7 décembre

Chapitre 13 : Quand les portes de l’ascenseur s’ouvrirent, Pétronille respira un grand coup. Elle était arrivée. 3ème étage de l’Hôpital Saint-Nicolas à Pontoise, à vingt-cinq kilomètres au nord-ouest de Paris. Il lui avait déjà fallu toute son ingénuité et tout son courage pour trouver à quel étage Fabrice Nile avait résidé. Il en faudrait plus ; sa petite enquête ne faisait que commencer.
7 décembre
CHAPITRE 13

Quand les portes de l’ascenseur s’ouvrirent, Pétronille respira un grand coup. Elle était arrivée. 3ème étage de l’Hôpital Saint-Nicolas à Pontoise, à vingt-cinq kilomètres au nord-ouest de Paris. Il lui avait déjà fallu toute son ingénuité et tout son courage pour trouver à quel étage Fabrice Nile avait résidé. Il en faudrait plus ; sa petite enquête ne faisait que commencer. 

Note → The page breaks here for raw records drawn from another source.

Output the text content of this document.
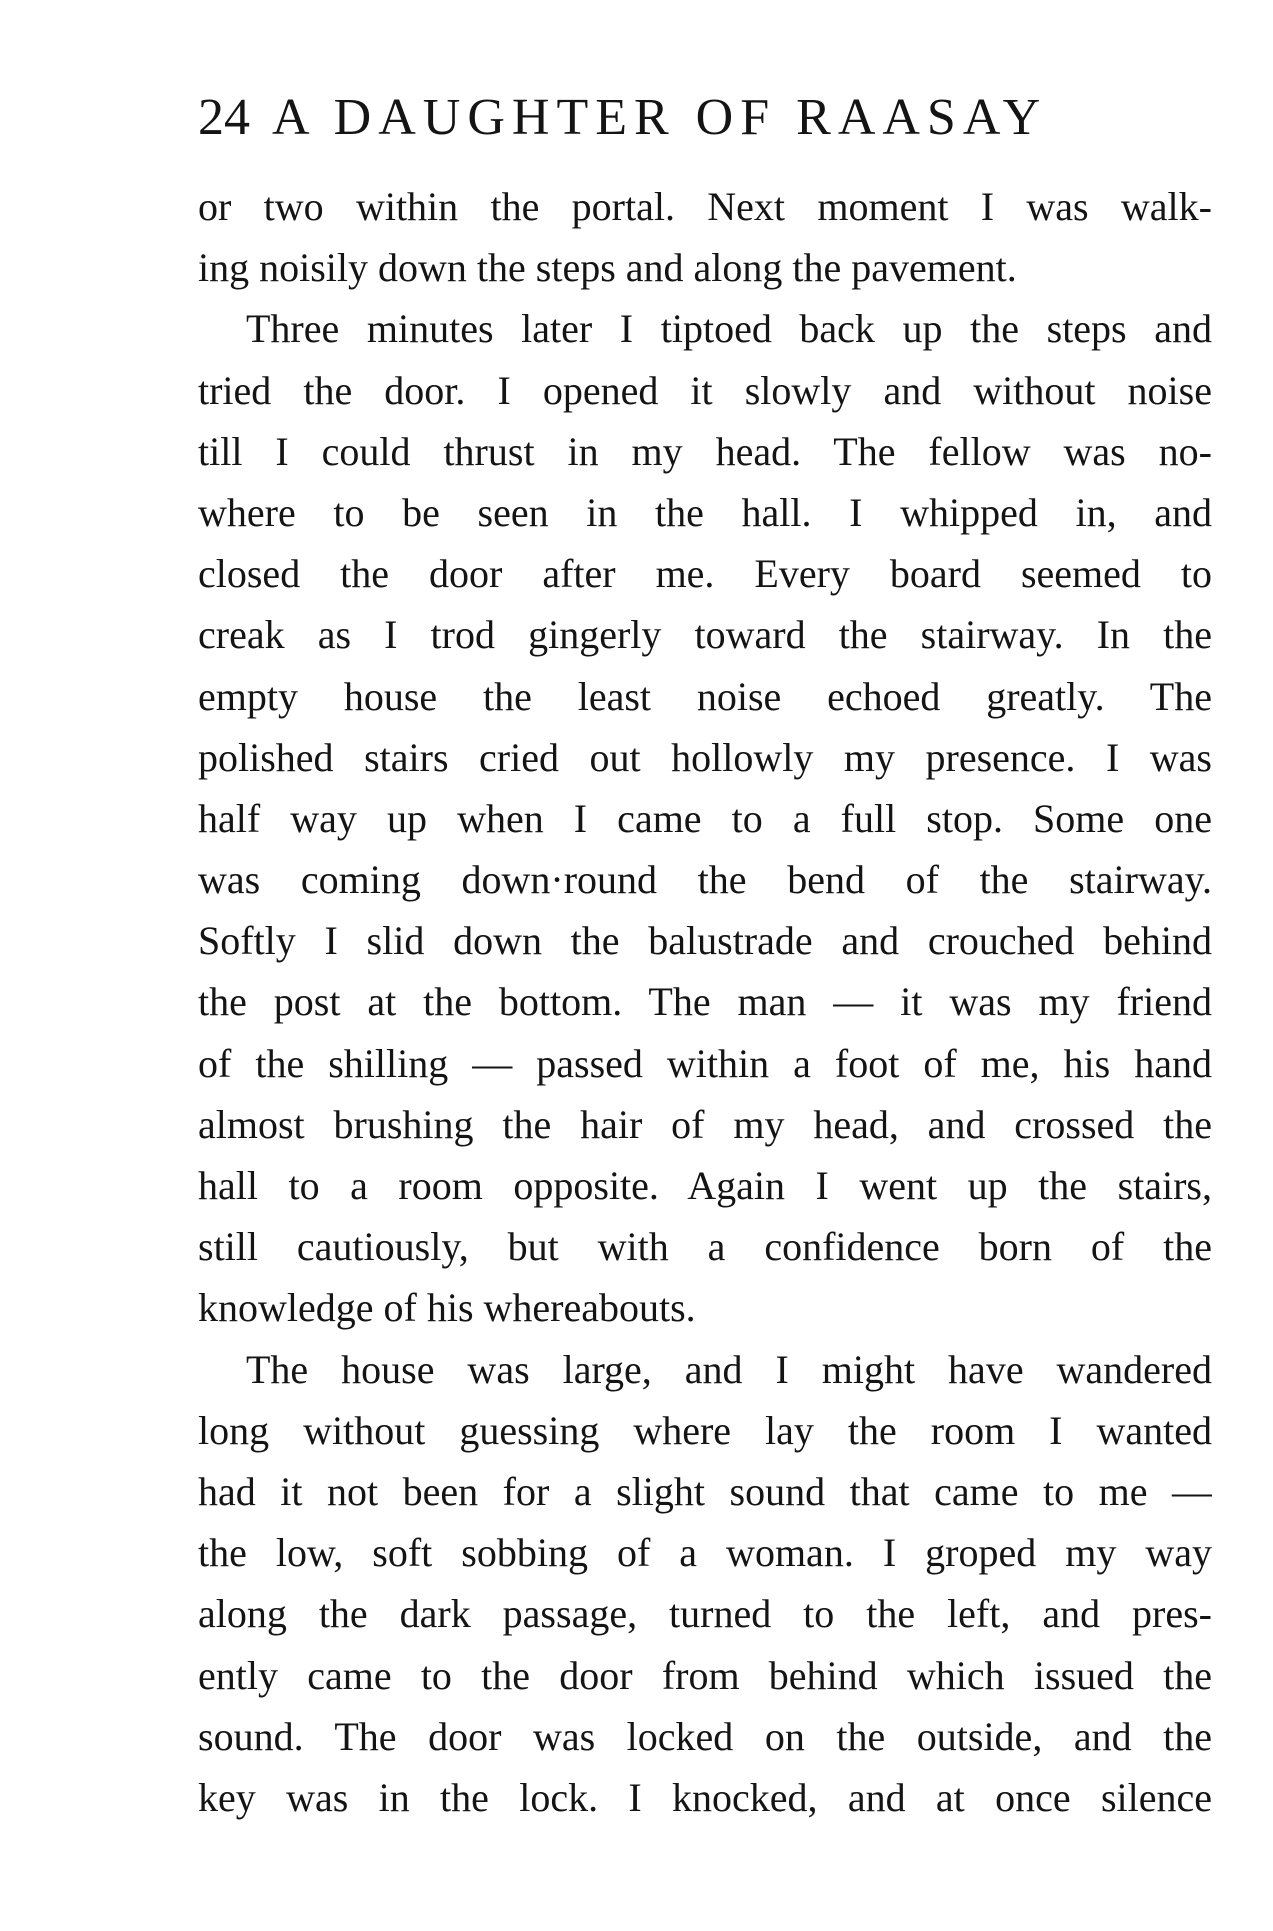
24 A DAUGHTER OF RAASAY
or two within the portal. Next moment I was walk-
ing noisily down the steps and along the pavement.
Three minutes later I tiptoed back up the steps and
tried the door. I opened it slowly and without noise
till I could thrust in my head. The fellow was no-
where to be seen in the hall. I whipped in, and
closed the door after me. Every board seemed to
creak as I trod gingerly toward the stairway. In the
empty house the least noise echoed greatly. The
polished stairs cried out hollowly my presence. I was
half way up when I came to a full stop. Some one
was coming down·round the bend of the stairway.
Softly I slid down the balustrade and crouched behind
the post at the bottom. The man — it was my friend
of the shilling — passed within a foot of me, his hand
almost brushing the hair of my head, and crossed the
hall to a room opposite. Again I went up the stairs,
still cautiously, but with a confidence born of the
knowledge of his whereabouts.
The house was large, and I might have wandered
long without guessing where lay the room I wanted
had it not been for a slight sound that came to me —
the low, soft sobbing of a woman. I groped my way
along the dark passage, turned to the left, and pres-
ently came to the door from behind which issued the
sound. The door was locked on the outside, and the
key was in the lock. I knocked, and at once silence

Dorothée lui avait conseillé de commencer par la cantine, c’était là où on causait. Elle s’avança à pas feutrés dans la petite salle aux couleurs pastel, avec des marguerites en tissus dans les pots. Quelques aides médicales allaient et venaient, dans leur uniforme blanc et leurs claquettes. Mais personne ne semblait prêter attention à Pétronille. C’était l’étage de convalescence, où on se remettait des opérations. Il n’y avait pas de sentiment d’urgence, on marchait lentement. Mais surtout, l’étage avait l’air étrangement vide.

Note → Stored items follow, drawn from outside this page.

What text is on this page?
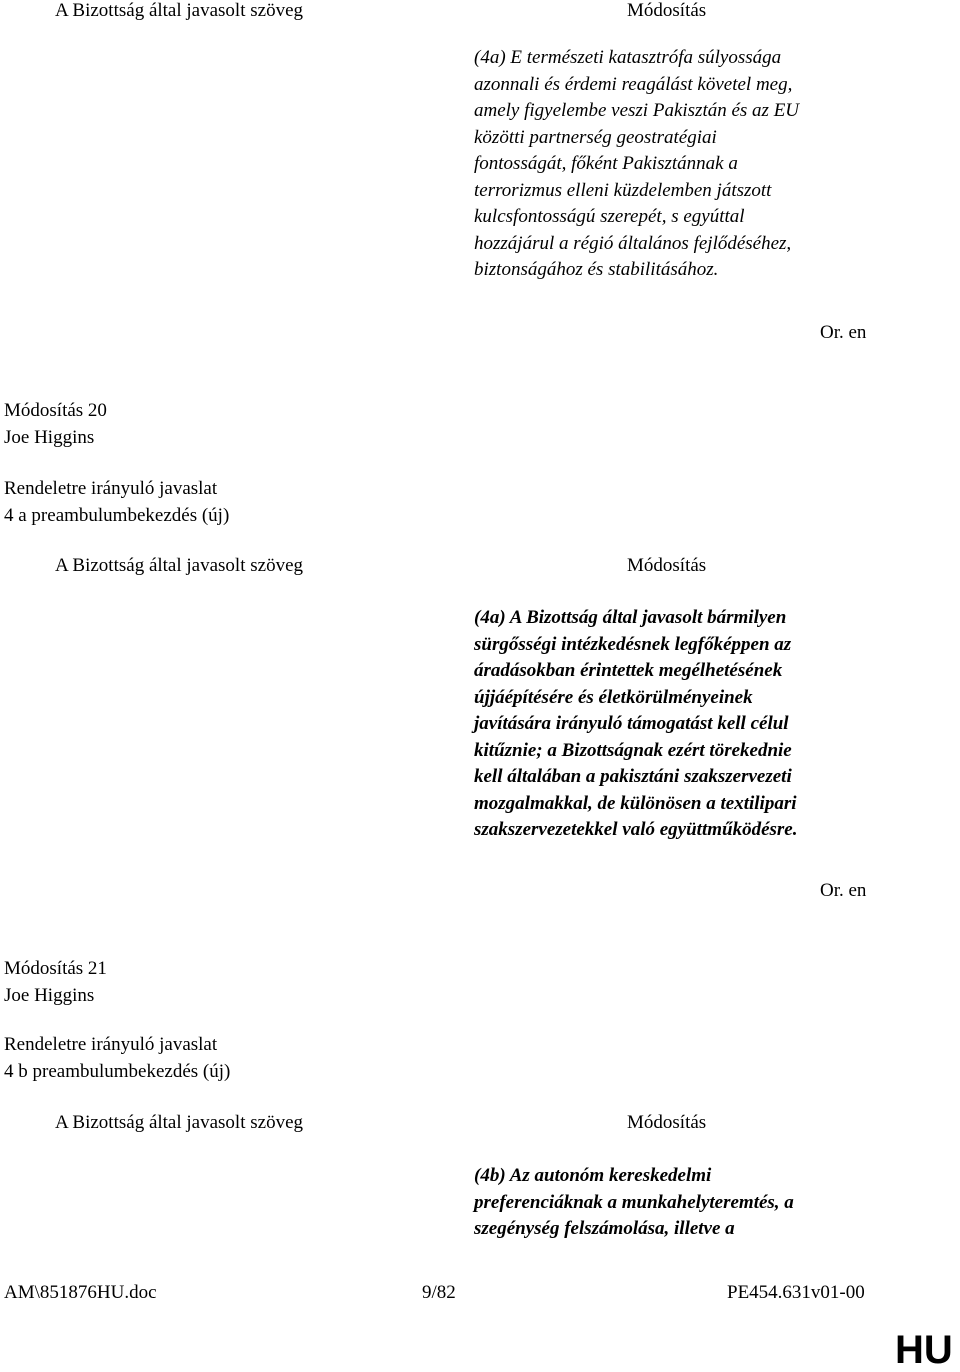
A Bizottság által javasolt szöveg	Módosítás
(4a) E természeti katasztrófa súlyossága
azonnali és érdemi reagálást követel meg,
amely figyelembe veszi Pakisztán és az EU
közötti partnerség geostratégiai
fontosságát, főként Pakisztánnak a
terrorizmus elleni küzdelemben játszott
kulcsfontosságú szerepét, s egyúttal
hozzájárul a régió általános fejlődéséhez,
biztonságához és stabilitásához.
Or. en
Módosítás 20
Joe Higgins
Rendeletre irányuló javaslat
4 a preambulumbekezdés (új)
A Bizottság által javasolt szöveg	Módosítás
(4a) A Bizottság által javasolt bármilyen
sürgősségi intézkedésnek legfőképpen az
áradásokban érintettek megélhetésének
újjáépítésére és életkörülményeinek
javítására irányuló támogatást kell célul
kitűznie; a Bizottságnak ezért törekednie
kell általában a pakisztáni szakszervezeti
mozgalmakkal, de különösen a textilipari
szakszervezetekkel való együttműködésre.
Or. en
Módosítás 21
Joe Higgins
Rendeletre irányuló javaslat
4 b preambulumbekezdés (új)
A Bizottság által javasolt szöveg	Módosítás
(4b) Az autonóm kereskedelmi
preferenciáknak a munkahelyteremtés, a
szegénység felszámolása, illetve a
AM\851876HU.doc	9/82	PE454.631v01-00
HU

Pétronille s’installa à côté du seul visiteur de la cantine : un homme aux charentaises flambant neuf. Soixante-dix ans bien avancés, très grand et très courbé et l’air vaguement benêt. Il portait des lunettes minuscules et une longue barbe d’un blanc jaunâtre. Il feuilletait, ciseaux à la main, des magazines de jardinage. Autour de lui, sur la table, étaient éparpillées des fleurs en papier découpées, un tube de colle et une enveloppe en papier kraft de laquelle dépassaient des dahlias sur papier glacé.

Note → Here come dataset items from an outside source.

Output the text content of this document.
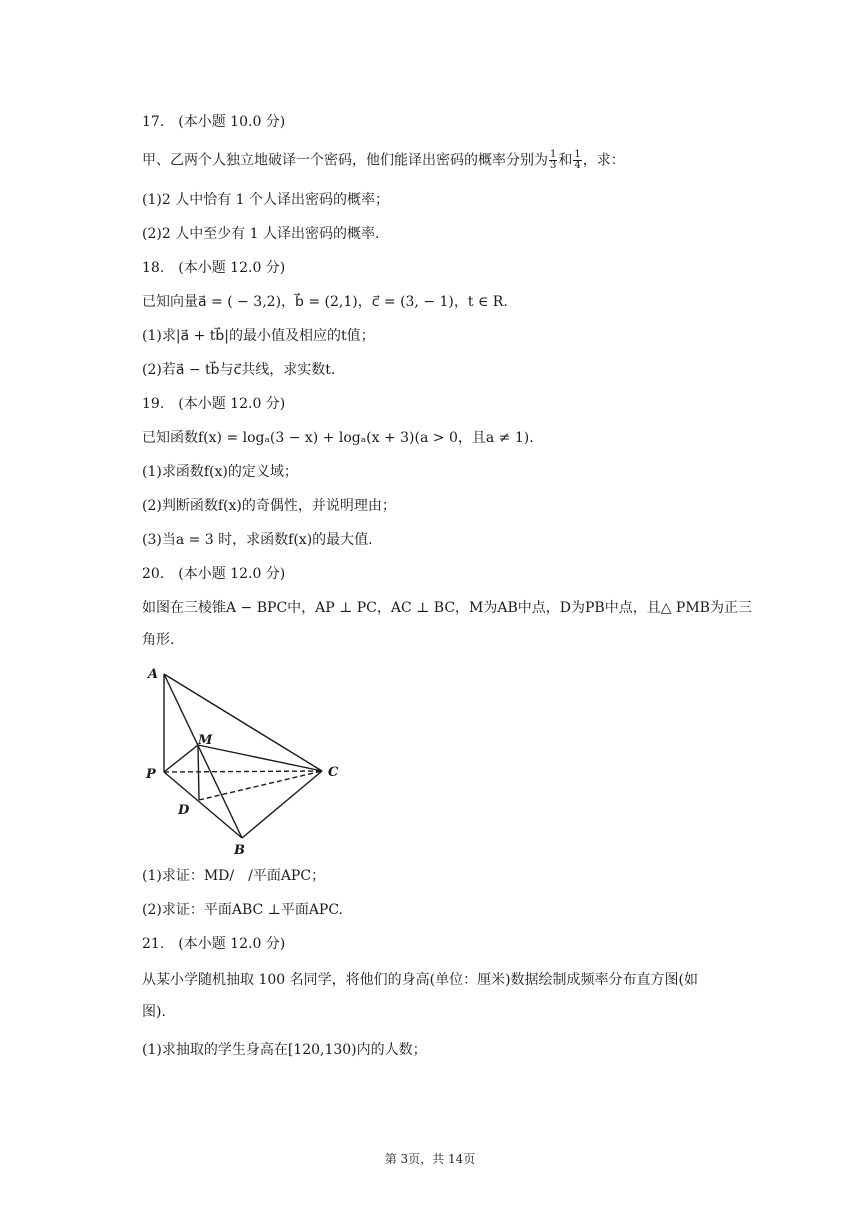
17.　(本小题 10.0 分)
甲、乙两个人独立地破译一个密码，他们能译出密码的概率分别为 $\frac{1}{3}$ 和 $\frac{1}{4}$ ，求：
(1)2 人中恰有 1 个人译出密码的概率；
(2)2 人中至少有 1 人译出密码的概率.
18.　(本小题 12.0 分)
已知向量a⃗ = ( − 3,2)，b⃗ = (2,1)，c⃗ = (3, − 1)，t ∈ R.
(1)求|a⃗ + tb⃗|的最小值及相应的t值；
(2)若a⃗ − tb⃗与c⃗共线，求实数t.
19.　(本小题 12.0 分)
已知函数f(x) = logₐ(3 − x) + logₐ(x + 3)(a > 0，且a ≠ 1).
(1)求函数f(x)的定义域；
(2)判断函数f(x)的奇偶性，并说明理由；
(3)当a = 3 时，求函数f(x)的最大值.
20.　(本小题 12.0 分)
如图在三棱锥A − BPC中，AP ⊥ PC，AC ⊥ BC，M为AB中点，D为PB中点，且△ PMB为正三
角形.
A
M
P	C
D
B
(1)求证：MD/　/平面APC；
(2)求证：平面ABC ⊥平面APC.
21.　(本小题 12.0 分)
从某小学随机抽取 100 名同学，将他们的身高(单位：厘米)数据绘制成频率分布直方图(如
图).
(1)求抽取的学生身高在[120,130)内的人数；
第 3页，共 14页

Pétronille s’excusa et lui demanda avec sa voix la plus douce s’il avait connu Fabrice Nile.

— Fabrice? Oui, je connaissais Fab. Vous êtes de la famille? Non, que je suis bête. Fabrice n’avait pas de famille. Tiens, c’est pas souvent que quelqu’un vient demander après Fabrice. Jamais, je crois bien. Et pourtant, il gagnait à être connu, Fabrice, je vous le garantis. Mais dites-moi, vous êtes pas de la police au moins? 

— Grands dieux, non. Non, bafouilla-t-elle, je ne suis pas de la famille, mais quand même un peu comme… enfin... C’est compliqué. Mais j’aurais bien aimé que vous me parliez de Fabrice, comment il était, sa vie, ce qu’il aimait, tout ça. » 

L’homme la regardait toujours de travers et Pétronille décida de jouer le tout pour le tout.

— Je ne l’ai pas connu. J’aurais bien aimé.

— Je veux bien le croire que ça doit être compliqué, votre affaire, soupira l’homme aux charentaises. Rien n’était bien simple avec Fabrice. Qu’est-ce que je peux vous dire sur Fabrice? Ah, pauvre vieux, tiens. »

Il soupira, répéta « qu’est-ce que je peux vous dire? » puis soupira encore. Et contre toute attente, Pétronille le vit essuyer une larme qui mouillait ses yeux.

— Oh faites pas attention, c’est ces sacrés médicaments qu’ils me filent pour la jambe, ça me fait chialer pour n’importe quoi. Il faut dire aussi que l’histoire de Fab, elle est pas rigolote-rigolote... Vous saviez qu’il était à la rue depuis... depuis pas loin de quinze ans, je crois bien, qu’il avait dit.

— Oui, je le savais. » 

 

Le vieux s’était arrêté de parler. Il regardait ses fleurs découpées sur la table et Pétronille avait peur qu’il se remette à pleurer. Elle se demandait quoi faire. Puis il se leva soudainement :

— Venez, je vais vous montrer quelque chose. »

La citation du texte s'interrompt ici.